One of the NIH funded projects in my lab focuses on identifying the inherent racial differences in platelet function between blacks and whites. This clinical project investigates some of the underlying genetic differences in blacks and whites which predispose some people to a higher risk for thrombosis and stroke while sparing others. Through this effort we will be able to determine for the first time how to differentially treat patients based on their genetic/racial background. This area of research, often termed “individualized medicine” has the potential to shift our mode of treatment from disease to patient by understanding that not all treatments will equally benefit every patient who presents with a thrombotic event and more importantly prevention of thrombotic events may differ based on genetic or racial background. Early findings in this study have already shown that blacks express a higher level of the thrombin receptor PAR4 and have uncovered a novel protein in the human platelet (absent in the mouse platelet), phosphatidylcholine transfer protein (PCTP), which appears to play an important role in platelet activation and is highly expressed in platelets from blacks compared to whites.
A second NIH funded project in the lab focuses on how platelet activation is regulated by the enzyme 12-lipoxygenase (12-LOX). Similar to COX-1, 12-LOX oxidizes free fatty acids in order to form bioactive metabolites (called eicosanoids). Our lab has recently shown that the 12-LOX eicosanoids derived from arachidonic acid in the platelet are pro-thrombotic and we, along with our collaborators across the country, have developed the first selective inhibitor against human 12-LOX activity. This new class of inhibitors prevents agonist-mediated platelet activation and clot formation in human platelets. Subsequently, we also identified that 12-LOX oxidizes 0mega-6 fatty acids to produce a novel eicosanoid, 12-HETrE, which is a potent inhibitor of platelet function. The current funding focuses on identifying the underlying mechanisms by which 12-HETrE protects against platelet activation, clot formation, and stroke.
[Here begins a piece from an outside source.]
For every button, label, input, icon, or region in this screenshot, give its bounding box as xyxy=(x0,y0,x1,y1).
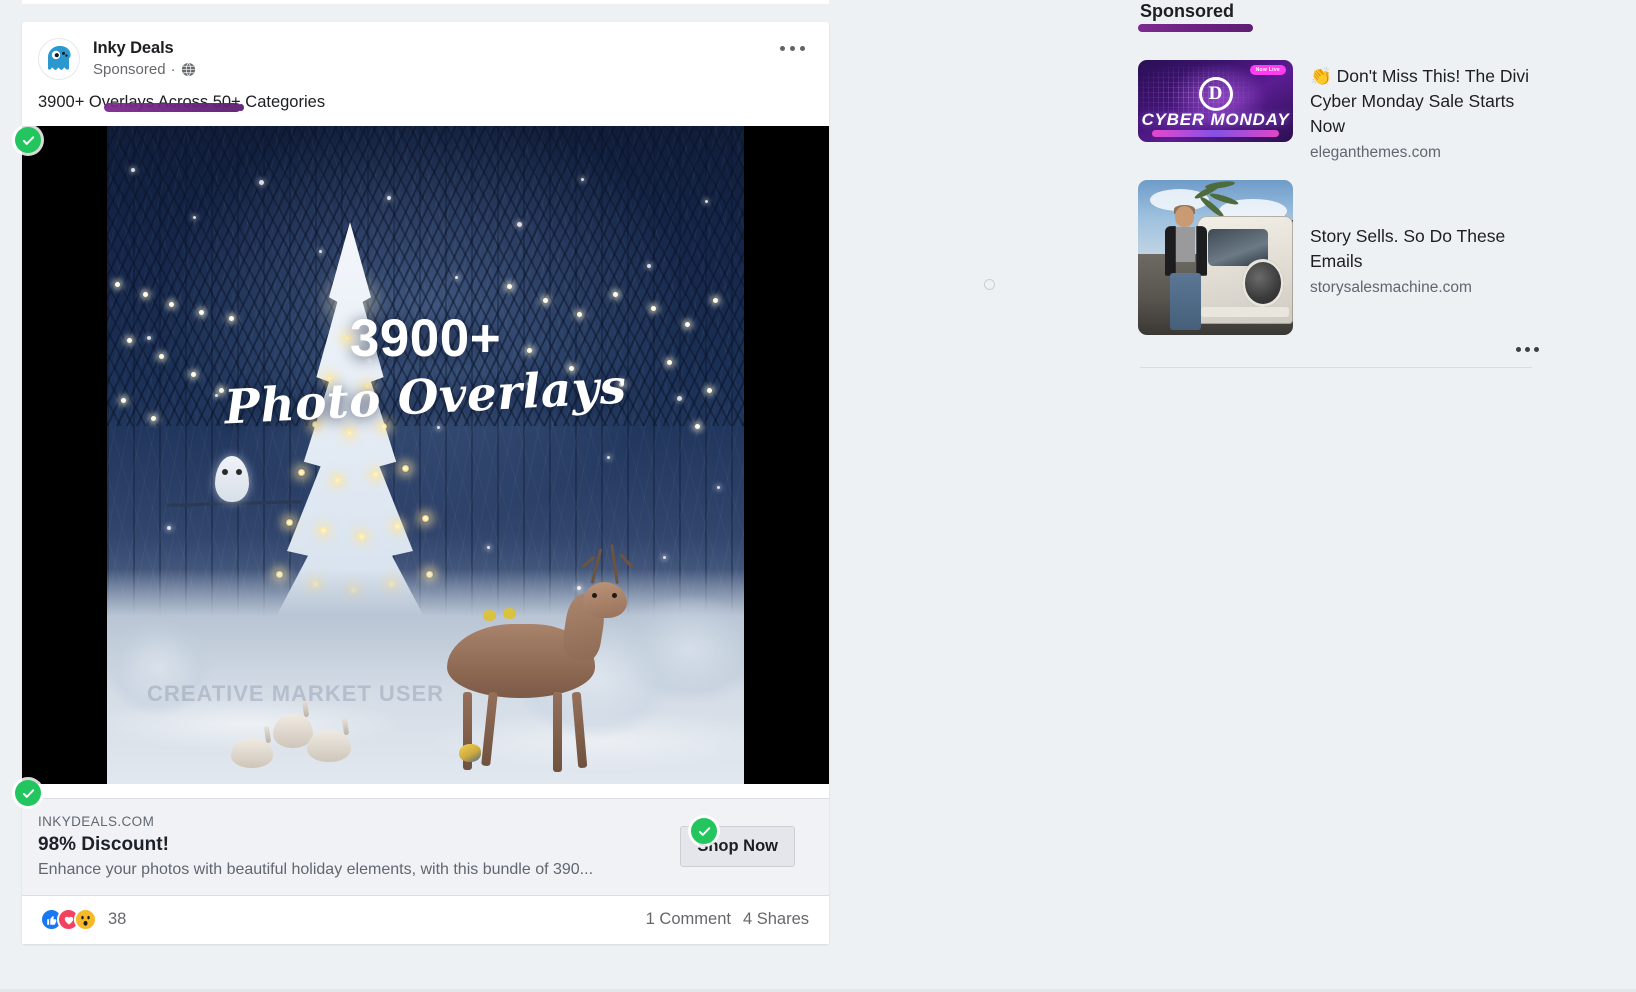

My third NIH funded project takes advantage of our basic scientific observations that altering the fatty acid content on the platelet may allow for formation of 12-LOX metabolites which would protect type 2 diabetics from suffering a thrombotic event. This project will investigate in animal and patients the potential for omega-3 and omega-6 fatty acids and their 12-LOX eicosanoids to prevent platelet activation and unwanted thrombosis. This is an important area in diabetes research as 65% of deaths in type 2 diabetes mellitus are due to thrombosis and stroke.